From the very beginning, municipalities have warned the government of the risk of making investments such as in kindergartens and then being left without the current expenditure transfer needed to hire, for example, kindergarten teachers.

Leonardi said the cuts envisaged in the draft regulation, which are based on RRF payments, are “exactly the opposite of what should be done and are an incredible negation of the core principle of the National Recovery and Resilience Plan (NRP)” – the national rollover of the RRF programme.

Protect cohesion policy from centralisation

Although European Affairs Minister Raffaele Fitto, local authorities and opposition parties criticised the decree, D’Amato warned that it would have significance beyond the RRF.

At a time when Brussels lawmakers are gathering momentum to extend the reform-based RRF structure to EU cohesion funds, which make up about a third of the bloc’s regular budget, the measure could set a precedent with far-reaching consequences.

So far, a direct relationship between the European Commission and local authorities has managed the cohesion funds, unlike the RRF where the EU executive only deals with central governments.

D’Amato told Euractiv that she felt “particularly opposed to changing the rules of cohesion policy to make them similar to those of the RRF” as she warned that if extended to other EU funds, the creation of the RRF would further centralise the political influence of national governments.
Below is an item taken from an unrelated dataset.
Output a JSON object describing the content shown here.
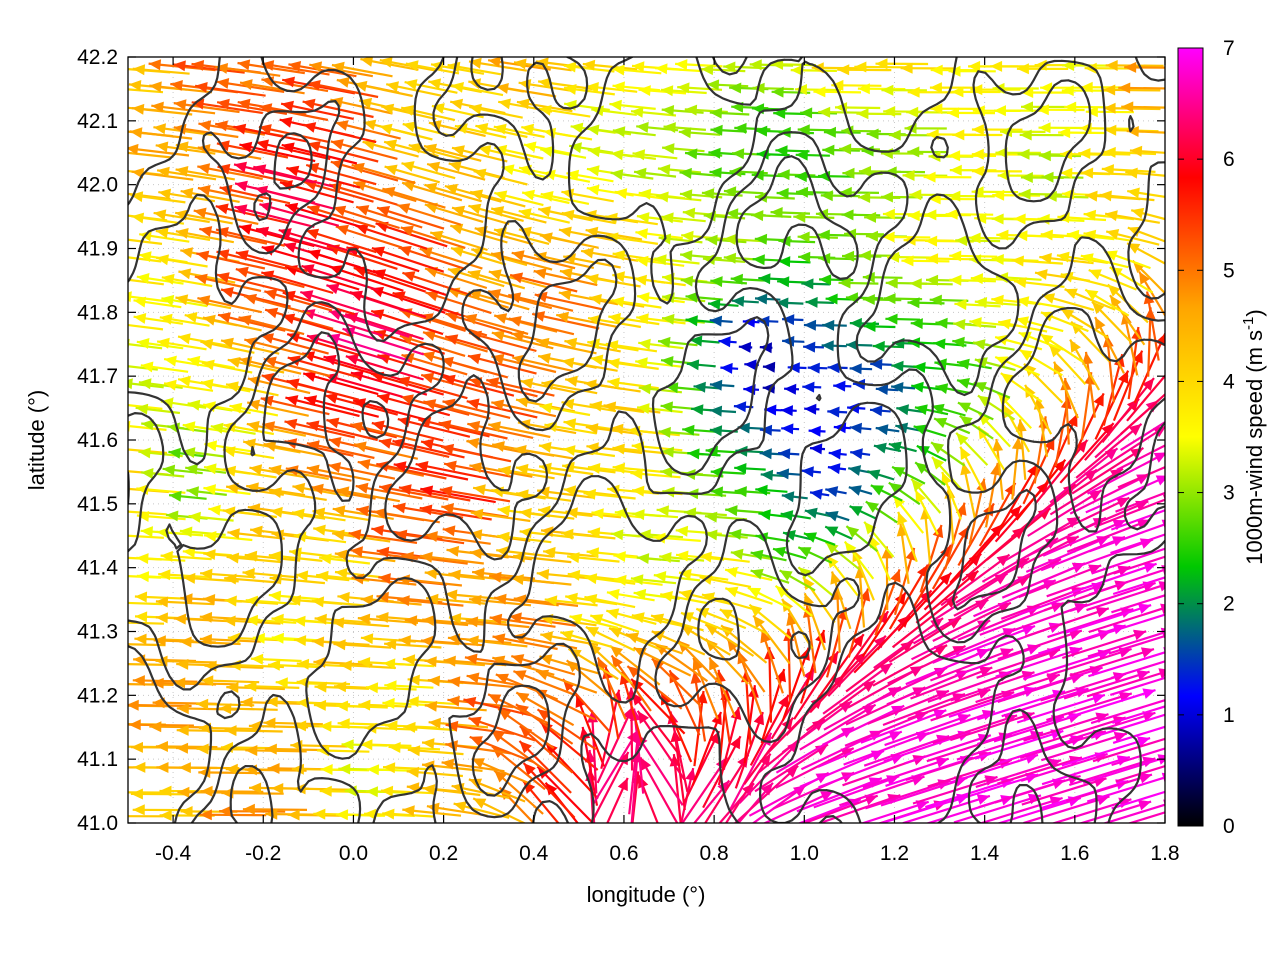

She said it was necessary to protect the role of regions from the decision-making power of central governments, “cohesion policy from attempts to turn it into a kind of national seven-year recovery and sustainability plan.”

The Green politician argues that member states are “putting strong pressure” to turn regional policy ‘into an “a la carte” policy without territorial restrictions, without partnership agreements, without a focus on SMEs’.